Thomas Fox

Personal information
- Full name: Thomas Colcott Fox
- Born: 13 June 1849 Broughton, Hampshire, England
- Died: 11 April 1916 (aged 66) Westminster, London, England
- Batting: Right-handed
- Bowling: Unknown

Domestic team information
- 1875: Hampshire

Career statistics
| Competition | First-class |
| Matches | 2 |
| Runs scored | 10 |
| Batting average | 2.50 |
| 100s/50s | –/– |
| Top score | 7 |
| Balls bowled | 28 |
| Wickets | – |
| Bowling average | – |
| 5 wickets in innings | – |
| 10 wickets in match | – |
| Best bowling | – |
| Catches/stumpings | 1/– |
- Source: Cricinfo, 28 December 2009

= Thomas Fox (dermatologist) =

English cricketer and dermatologist

Thomas Colcott Fox (13 June 1849 – 11 April 1916) was an English first-class cricketer and dermatologist.

==Early life and career==
The eighth son of physician Luther Owen Fox, Thomas Fox was born in June 1849 at Broughton, Hampshire. He was educated at both Queenwood College and University College School, before matriculating to Peterhouse, Cambridge. In graduated in 1872, before going onto further his studies in medicine at Queens' College, Cambridge and the University of London, obtaining his Membership of the Royal Colleges of Surgeons in 1876. It was during his medical studies that Fox played first-class cricket for Hampshire in 1875, against Kent at Catford, and Sussex at Hove. He scored 10 runs in these two matches, and bowled seven wicketless overs.

==Career==
One of Fox's earliest medical appointment was as medical superintendent at the Fulham Smallpox Hospital. Having obtained his MRCP in 1883, Fox was elected a fellow in 1892.

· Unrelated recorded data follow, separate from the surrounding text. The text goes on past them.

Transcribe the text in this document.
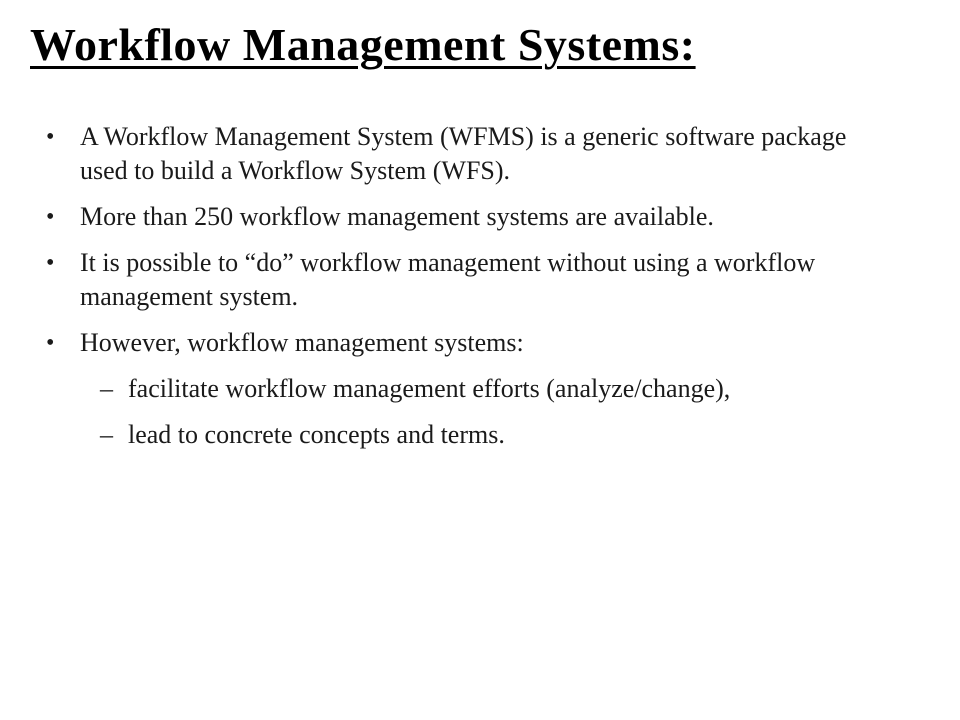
Workflow Management Systems:
• A Workflow Management System (WFMS) is a generic software package used to build a Workflow System (WFS).
• More than 250 workflow management systems are available.
• It is possible to “do” workflow management without using a workflow management system.
• However, workflow management systems:
– facilitate workflow management efforts (analyze/change),
– lead to concrete concepts and terms.
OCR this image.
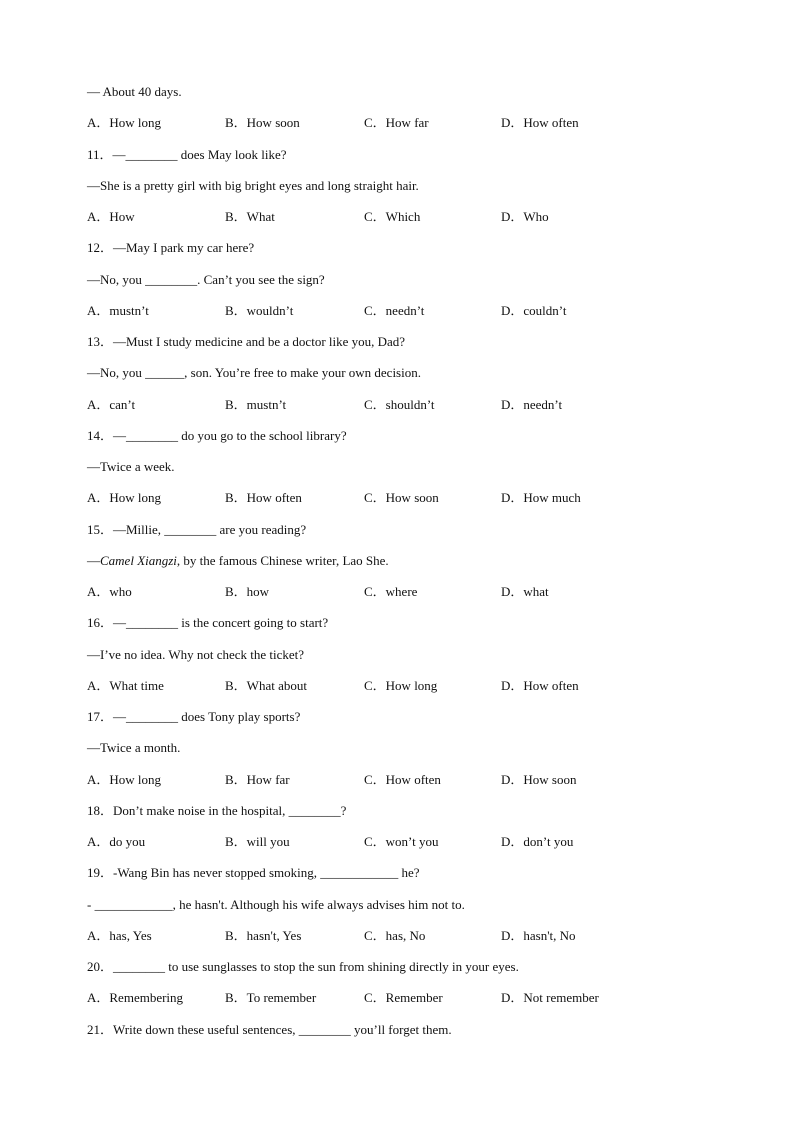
— About 40 days.
A．How long	B．How soon	C．How far	D．How often
11．—________ does May look like?
—She is a pretty girl with big bright eyes and long straight hair.
A．How	B．What	C．Which	D．Who
12．—May I park my car here?
—No, you ________. Can’t you see the sign?
A．mustn’t	B．wouldn’t	C．needn’t	D．couldn’t
13．—Must I study medicine and be a doctor like you, Dad?
—No, you ______, son. You’re free to make your own decision.
A．can’t	B．mustn’t	C．shouldn’t	D．needn’t
14．—________ do you go to the school library?
—Twice a week.
A．How long	B．How often	C．How soon	D．How much
15．—Millie, ________ are you reading?
—Camel Xiangzi, by the famous Chinese writer, Lao She.
A．who	B．how	C．where	D．what
16．—________ is the concert going to start?
—I’ve no idea. Why not check the ticket?
A．What time	B．What about	C．How long	D．How often
17．—________ does Tony play sports?
—Twice a month.
A．How long	B．How far	C．How often	D．How soon
18．Don’t make noise in the hospital, ________?
A．do you	B．will you	C．won’t you	D．don’t you
19．-Wang Bin has never stopped smoking, ____________ he?
- ____________, he hasn't. Although his wife always advises him not to.
A．has, Yes	B．hasn't, Yes	C．has, No	D．hasn't, No
20．________ to use sunglasses to stop the sun from shining directly in your eyes.
A．Remembering	B．To remember	C．Remember	D．Not remember
21．Write down these useful sentences, ________ you’ll forget them.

He later specialised in and gained prominence as a dermatologist, becoming physician for diseases of the skin at Westminster Hospital and visiting dermatologist for the Ringworm School of the Metropolitan Asylums Board. He held additional positions at the Victoria Hospital for Children and the St. George and St. James's Dispensary, and was a consultant physician to the skin department at the Paddington Green Children's Hospital. Alongside his brother, William Tilbury Fox, he authored the Epitome of Skin Diseases in 1876, as well as contributing dermatology articles to publications, including Allbutt's System of Medicine. In 1889 he introduced the term figurate erythema. It was noted in his obituary in The Lancet that "he influenced British dermatology more powerfully than any of his contemporaries". He had married the Scotswoman Ida Mary Hay-Newton in 1890. In later life, he was disabled by illness and spent the last years of his life in retirement.

==Death==
Fox died at Westminster on 11 April 1916.